This is how AI is changing energy
Humans build power plants. And for years, we’ve watched over them, keeping operations running and acting when things go wrong.
But in the age of artificial intelligence, we’ve seen the arrival of something capable of processing vast amounts of data to boost efficiency, predict problems and optimize operations – the algorithm.
And the potential of AI and machine learning now stretches far beyond power generation. These technologies are transforming all aspects of the energy industry, from organizing maintenance schedules to how energy is traded and distributed.
In today’s digitalized energy industry, sensors are king. They collect billions of pieces of information on all aspects of a plant’s operations - a wave of data that would drown the most diligent human operator. But merely collecting data is one thing. Using it to enhance efficiency is another – and that’s where machine learning comes in.
AI-enabled machines can monitor and optimize every aspect of a power plant’s operation. The processing capacity of algorithms uses the wealth of available information to monitor performance and make incremental improvements to generate more electricity with less fuel. Plants using AI can also predict problems before they arise and calculate the best time to make repairs to cut operating downtime.
“We are using more and more AI and machine learning to detect and resolve issues in our customers’ power plants much earlier than previously possible.”Paul BrowningPresident & CEO
Once power plants are connected to each other, they can communicate with the power grid and other energy infrastructure, opening-up a world of new possibilities.
A connected network has assisted the rise of renewable energy sources like wind or solar power. The free flow of data and machine learning are crucial in overcoming the problem of intermittency, where weather conditions allow too little or too much power to be generated.
Machines can monitor these conditions and optimize renewables so that supply meets demand, automatically diverting excess power into energy markets when generating conditions are strong, and supplementing energy supply when there is too little sun or wind. As well as helping renewables deliver greener, cheaper energy, machine learning has facilitated the development of power plants that can take care of themselves.
Mitsubishi Hitachi Power Systems (MHPS), a part of Mitsubishi Heavy Industries Group, has began developing plans for the world’s first autonomous power plant: a 600MW facility in Japan, boasting 65% fuel efficiency when operational. Speaking at a session called Digital Transformation & the Future of Power at the annual energy conference CERAWeek in Texas, US, Paul Browning, President & CEO of MHPS Americas, explained how machine learning and AI had facilitated that.

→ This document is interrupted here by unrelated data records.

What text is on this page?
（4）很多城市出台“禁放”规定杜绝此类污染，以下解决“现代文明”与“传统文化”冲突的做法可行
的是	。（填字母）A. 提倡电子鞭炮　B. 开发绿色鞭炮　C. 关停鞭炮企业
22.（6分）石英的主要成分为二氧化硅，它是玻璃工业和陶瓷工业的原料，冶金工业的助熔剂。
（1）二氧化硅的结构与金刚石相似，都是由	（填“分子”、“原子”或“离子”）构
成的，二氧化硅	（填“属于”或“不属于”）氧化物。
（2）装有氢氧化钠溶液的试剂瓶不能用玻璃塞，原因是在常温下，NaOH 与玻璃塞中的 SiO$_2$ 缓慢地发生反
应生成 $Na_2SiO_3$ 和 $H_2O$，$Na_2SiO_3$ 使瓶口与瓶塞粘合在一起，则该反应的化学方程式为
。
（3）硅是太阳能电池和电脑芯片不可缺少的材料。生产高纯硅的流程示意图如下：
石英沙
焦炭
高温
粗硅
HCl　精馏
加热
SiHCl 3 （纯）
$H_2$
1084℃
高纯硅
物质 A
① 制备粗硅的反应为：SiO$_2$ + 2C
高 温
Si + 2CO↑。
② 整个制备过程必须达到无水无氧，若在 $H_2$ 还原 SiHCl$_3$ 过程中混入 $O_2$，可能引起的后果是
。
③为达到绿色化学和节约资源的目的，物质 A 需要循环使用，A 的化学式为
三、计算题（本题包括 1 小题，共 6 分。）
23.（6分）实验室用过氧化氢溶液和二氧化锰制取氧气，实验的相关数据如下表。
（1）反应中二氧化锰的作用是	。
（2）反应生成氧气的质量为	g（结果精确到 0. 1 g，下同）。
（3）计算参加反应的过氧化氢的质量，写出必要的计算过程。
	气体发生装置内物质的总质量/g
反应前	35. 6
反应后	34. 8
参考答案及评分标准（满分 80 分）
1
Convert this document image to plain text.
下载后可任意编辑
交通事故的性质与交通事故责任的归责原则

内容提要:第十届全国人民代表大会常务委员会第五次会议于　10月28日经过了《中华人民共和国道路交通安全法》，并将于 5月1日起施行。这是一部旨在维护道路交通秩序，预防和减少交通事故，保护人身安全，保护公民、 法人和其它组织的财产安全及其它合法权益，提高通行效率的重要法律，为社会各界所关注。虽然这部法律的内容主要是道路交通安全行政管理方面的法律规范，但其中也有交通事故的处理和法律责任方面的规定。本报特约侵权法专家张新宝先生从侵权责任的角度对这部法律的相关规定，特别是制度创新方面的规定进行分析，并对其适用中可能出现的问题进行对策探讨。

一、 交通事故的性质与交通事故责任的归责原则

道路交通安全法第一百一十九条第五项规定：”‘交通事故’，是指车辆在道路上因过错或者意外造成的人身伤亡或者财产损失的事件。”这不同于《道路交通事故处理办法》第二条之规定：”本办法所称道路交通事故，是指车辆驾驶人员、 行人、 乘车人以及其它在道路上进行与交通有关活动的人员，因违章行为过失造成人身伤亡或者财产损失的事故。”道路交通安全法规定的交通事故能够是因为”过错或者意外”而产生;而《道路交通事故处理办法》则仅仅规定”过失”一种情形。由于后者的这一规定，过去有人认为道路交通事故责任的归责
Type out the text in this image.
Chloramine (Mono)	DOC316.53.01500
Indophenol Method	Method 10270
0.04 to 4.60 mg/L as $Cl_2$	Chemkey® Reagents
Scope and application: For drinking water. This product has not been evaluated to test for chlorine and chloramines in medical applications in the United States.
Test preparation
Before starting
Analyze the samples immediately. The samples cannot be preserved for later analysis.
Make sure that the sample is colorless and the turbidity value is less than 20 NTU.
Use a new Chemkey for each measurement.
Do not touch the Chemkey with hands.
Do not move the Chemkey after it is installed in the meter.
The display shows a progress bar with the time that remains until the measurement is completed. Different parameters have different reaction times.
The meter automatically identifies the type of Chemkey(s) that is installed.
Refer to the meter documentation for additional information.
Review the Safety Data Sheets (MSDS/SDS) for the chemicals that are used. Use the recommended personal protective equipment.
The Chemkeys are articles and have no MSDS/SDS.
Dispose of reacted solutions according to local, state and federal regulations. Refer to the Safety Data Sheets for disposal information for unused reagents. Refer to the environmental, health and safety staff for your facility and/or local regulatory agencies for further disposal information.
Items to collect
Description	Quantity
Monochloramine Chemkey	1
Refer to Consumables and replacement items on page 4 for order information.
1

“We are building the world’s first autonomous power plant, capable of self-healing. We want to use technology to eliminate downtime and unplanned shutdowns of power plants.”Paul BrowningPresident & CEO
The game-changing plant uses a digital platform called MHPS-TOMONI, a Japanese word meaning ‘together with’ and a reference to the spirit of cooperation between the company and its customers. The facility harvests data from sensors around the plant and other resources, using machine learning to forecast local weather, calculate forward energy prices and decide when to conduct maintenance, among many other functions.
Driven by real-time data, the technology decides when to reduce supply or increase generation in response to a demand spike. The futuristic plant aims to become capable of self-healing, learning to fix minor malfunctions, such as autonomously unsticking valves that have become stuck.
Browning said: “Over time, as plants become more intelligent, we will see more of these things being automated, with huge benefits for our customers.”
The technology MHPS-TOMONI uses is already helping MHPS engineers work with power plant operators to improve overall plant efficiency, flexibility and operations. Furthermore, increased efficiency throughout the supply chain, from generation to consumption, is reducing the amount of energy we need to generate.
The human touch
But energy supply is only one side of the story – AI is also impacting the way energy is consumed.
Self-learning algorithms can turn people’s homes into power generators, with the installation of smart-meters that learn how much energy is used by devices in the home. Real-time data shows which appliances are in use, how much they are costing to operate and how much energy they have consumed in the past, which helps power companies predict future energy requirements.
AI also takes the guesswork out of harmonizing supply and demand. Houses fitted with solar panels can calculate their daily energy needs, with the help of an AI-enabled smart meter and sell any excess energy back to the grid.
These technologies are continuously transforming the energy landscape, creating new opportunities for the industry.
Ganesh Bell, the President of industrial AI and IoT software company Uptake, points to the fact that only about 1% of data currently harvested by companies is used. “The biggest breakthrough that has happened in the last decade is the democratization of data science,” he told the CERAWeek panel. Once computers learn to utilize the remaining 99%, the opportunities could be endless.
With algorithms increasingly determining when and how best to generate and supply energy, some fear that machines could replace humans altogether. But not according to Browning. “We’re not getting rid of people,” he told the audience in Texas. “We’re getting rid of unplanned downtime.”
People, of course, will still have an important role to play in the future energy story. The vast streams of information that AI-enabled machines collate and process empower human operators to make better decisions. It’s a partnership that is revolutionizing the energy industry.